同協定により、サービス分野での相互優遇アクセスや、投資での良好で予見可能な条件、国際的な慣行に従った高水準の投資家保護が規定される。シンガポール貿易産業省は同日に公表した同協定のファクトシート(プレスリリース外部サイトへ、新しいウィンドウで開きます内に添付)で、(1)15分野(注1)でのシンガポール企業のカザフスタン市場アクセス改善、(2)17分野(注2)での契約に基づくサービス提供者(注3)のシンガポールからカザフスタンへのアクセス(自然人の移動によるサービス提供)などを同協定から得られる利益としてとして挙げた。

シンガポール外務省の発表外部サイトへ、新しいウィンドウで開きますによると、同協定は、ユーラシア経済連合(EAEU)とシンガポールとの間で2019年10月に署名された包括的経済協力の枠組み協定に基づくもの。

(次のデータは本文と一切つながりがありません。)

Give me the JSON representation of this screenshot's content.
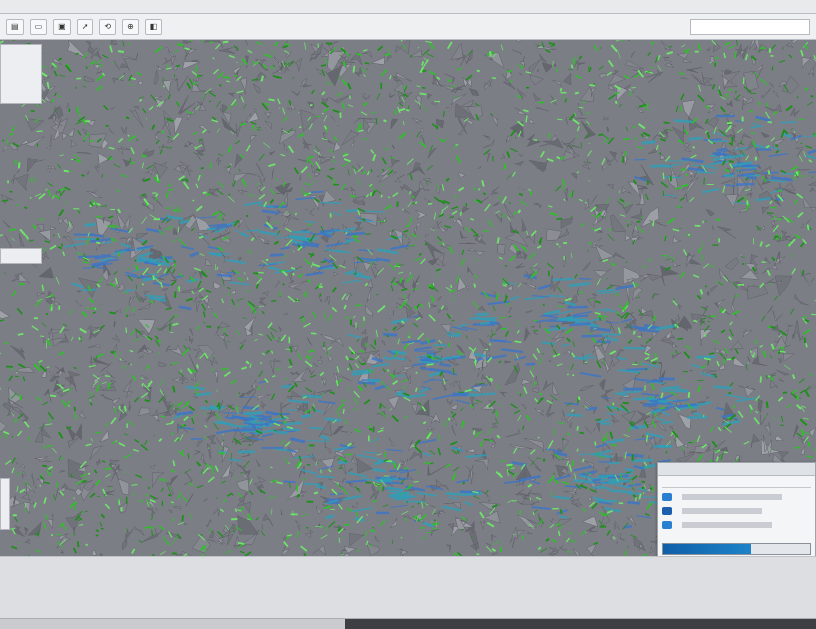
{
  "window": {
    "title": "",
    "colors": {
      "background": "#d7d9dc",
      "viewport_gray": "#7a7c84",
      "mesh_green": "#2fbf2a",
      "mesh_blue": "#3b76c8"
    }
  },
  "toolbar": {
    "buttons": [
      "",
      "",
      "",
      "",
      "",
      "",
      ""
    ],
    "search_value": ""
  },
  "viewport": {
    "content": "3d-mesh-visualization"
  },
  "panel": {
    "title": "",
    "progress": 0.6
  }
}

同枠組み協定に定める目的達成のため、自由貿易協定(EAEUSFTA、201910月署名)、さらにはEAEU加盟5カ国とシンガポールとのサービス・投資協定の締結が目指されている。

なお、カザフスタンとシンガポールとの間では2国間投資協定が2018年11月に署名されている。シンガポールでの批准手続きは2023年4月に終えており、カザフスタンでの手続きの後に発効する。

ファクトシート(既出)によると、シンガポールとカザフスタンとの2国間財貿易総額(2022年)は4億1,200万シンガポール・ドル〔約421億8,880万円、Sドル、1Sドル=約102.4円(注4)〕、サービス貿易総額(2020年)は1,500万Sドル。シンガポールのカザフスタンへの主なサービス輸出は、ビジネス・マネジメント・サービス、金融サービス、通信・コンピュータ・情報サービス。

(注1)(1)専門医師サービス、(2)歯科医師サービス、(3)自然科学の研究と試験的開発(R&D)のサービス、(4)学際的なR&Dサービス、(5)契約に基づいて報酬を受けて行う居住用・非居住用財産の管理サービス、(6)経営相談に関連するサービス、(7)建築物の清掃サービス、(8)写真サービス、(9)翻訳・通訳サービス、(10)インテリア・デザインサービス、(11)その他特殊デザインサービス、(12)興行サービス(演劇、生演奏、サーカスのサービス含む)、(13)染色・色染サービス、(14)葬式・火葬・葬儀取り扱いサービス、(15)ヘアードレッシング・その他美容サービス。

(注2)(1)法律サービス、(2)会計・簿記サービス、(3)税務サービス、(4)建築サービス、(5)エンジニアリングサービス、(6)総合エンジニアリングサービス、(7)都市計画、景観設計サービス、(8)電子計算機とその関連サービス、(9)広告サービス、(10)市場調査サービス、(11)経営サービス、(12)経営相談に関連するサービス、(13)技術検査・分析サービス、(14)鉱業に付随する助言・相談サービス、(15)科学、技術に関する相談サービス、(16)アフターセールスサービス契約に基づく機器(輸送機器含む)の保守、修理、(17)環境サービス。

(注3)少なくとも5年の職業上の経験が必要。

(注4)5月22日時点(シンガポール通貨金融庁発表)。